We need to talk about sex to our children. We need to figure out ways to give the right amount of information they need to be aware and careful. Yes, sexual exhibitionism is not the African way (although even that claim is questionable right now) but we can find ways to have these conversations, so children know that it is not OK for “Uncles” (or Aunties for that matter) to ask to see their things. It is not OK for Uncles to touch their butts or breasts. It is not OK for Uncles to show them things or ask them to touch or do anything else. 
That is is not OK for Uncles to ask them, no matter how jovially, no matter how benign the Uncle seems, it is definitely NOT OK for Uncles to ask them when they can “meet.”

When he asked me that question, my mother’s voice sounded loud and clear in my mind.

“Make sure you are never alone with any boy or man.”

 I backed away from him slowly, moving towards our house.
“I don’t understand what you mean, Uncle” I said, carefully. He smiled one of those small smiles adults give to children, the smile that says “It’s cute that you’re so young, you don’t understand these things.” But he asked me the question again, taking a step closer.

“Where can we, you know, meet?” This time he let his eyes run down my body, his meaning unmistakable. I faked confusion.

“I really don’t know what you mean, Uncle. I’m sorry”   

He gave me a long, considering look and my muscles tensed up. I was ready to make a run for it if he tried anything. Then he chuckled.

” Ok, go home. Remember to greet your parents.”

I turned around and walked away.

I never talked to him again.

A week later, his wife gave me a lift home in her car from Soppo market.

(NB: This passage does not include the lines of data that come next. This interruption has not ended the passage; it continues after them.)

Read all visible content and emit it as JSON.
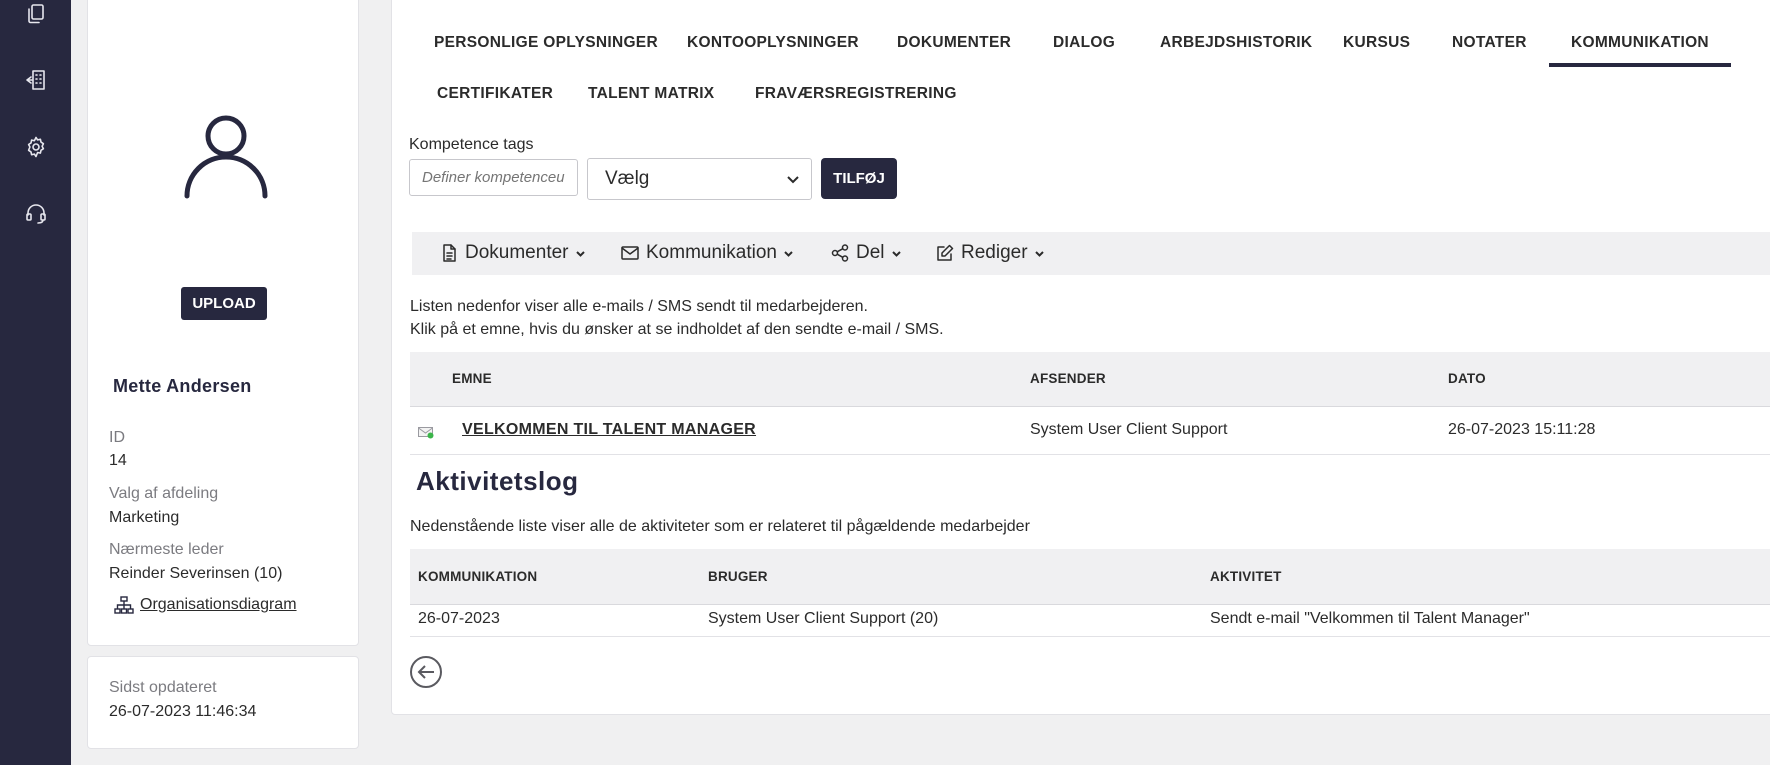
{
  "rail": {
    "items": [
      {
        "icon": "copy-icon"
      },
      {
        "icon": "building-icon"
      },
      {
        "icon": "gear-icon"
      },
      {
        "icon": "headset-icon"
      }
    ]
  },
  "profile": {
    "upload_label": "UPLOAD",
    "name": "Mette Andersen",
    "fields": [
      {
        "label": "ID",
        "value": "14"
      },
      {
        "label": "Valg af afdeling",
        "value": "Marketing"
      },
      {
        "label": "Nærmeste leder",
        "value": "Reinder Severinsen (10)"
      }
    ],
    "org_link": "Organisationsdiagram",
    "updated_label": "Sidst opdateret",
    "updated_value": "26-07-2023 11:46:34"
  },
  "tabs": [
    {
      "label": "PERSONLIGE OPLYSNINGER",
      "active": false
    },
    {
      "label": "KONTOOPLYSNINGER",
      "active": false
    },
    {
      "label": "DOKUMENTER",
      "active": false
    },
    {
      "label": "DIALOG",
      "active": false
    },
    {
      "label": "ARBEJDSHISTORIK",
      "active": false
    },
    {
      "label": "KURSUS",
      "active": false
    },
    {
      "label": "NOTATER",
      "active": false
    },
    {
      "label": "KOMMUNIKATION",
      "active": true
    },
    {
      "label": "CERTIFIKATER",
      "active": false
    },
    {
      "label": "TALENT MATRIX",
      "active": false
    },
    {
      "label": "FRAVÆRSREGISTRERING",
      "active": false
    }
  ],
  "competence": {
    "label": "Kompetence tags",
    "placeholder": "Definer kompetenceud",
    "select_value": "Vælg",
    "add_label": "TILFØJ"
  },
  "toolbar": {
    "items": [
      {
        "label": "Dokumenter",
        "icon": "document-icon"
      },
      {
        "label": "Kommunikation",
        "icon": "envelope-icon"
      },
      {
        "label": "Del",
        "icon": "share-icon"
      },
      {
        "label": "Rediger",
        "icon": "edit-icon"
      }
    ]
  },
  "messages": {
    "intro_line1": "Listen nedenfor viser alle e-mails / SMS sendt til medarbejderen.",
    "intro_line2": "Klik på et emne, hvis du ønsker at se indholdet af den sendte e-mail / SMS.",
    "columns": [
      "EMNE",
      "AFSENDER",
      "DATO"
    ],
    "rows": [
      {
        "subject": "VELKOMMEN TIL TALENT MANAGER",
        "sender": "System User Client Support",
        "date": "26-07-2023 15:11:28"
      }
    ]
  },
  "activity": {
    "title": "Aktivitetslog",
    "intro": "Nedenstående liste viser alle de aktiviteter som er relateret til pågældende medarbejder",
    "columns": [
      "KOMMUNIKATION",
      "BRUGER",
      "AKTIVITET"
    ],
    "rows": [
      {
        "communication": "26-07-2023",
        "user": "System User Client Support (20)",
        "activity": "Sendt e-mail \"Velkommen til Talent Manager\""
      }
    ]
  },
  "colors": {
    "brand_dark": "#27283f",
    "panel_bg": "#f0f0f1"
  }
}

In the car, were three of his daughters. 

Palava people, any thoughts on this matter?

Part 2: For The Adolescents We All Were, coming up when I tie up loose ends for school. I also have recaps and Part 2’s of short stories. I know, I know!

5 thoughts on “Why African Women SHOULD Talk About Sex Pt. 1 : For The Children

  1. Can't wait to meet you some day somehow. You deserve a big hug for this one!!!
    As to those uncles. Lord have we all been there!


  2. Great read Pretty 🙂


  3. One day, one day, my dear.
    It makes me so sad when I hear “we've all been there.” Why isn't this talked about more? It seems almost like these things are hushed down to protect the reputation of the uncles…


  4. Totally love this. Yep! That sex talk with moms is pretty standard and rather sad. Who has not encountered those dodgy uncles? Make we no even enter one wei na church leaders concern!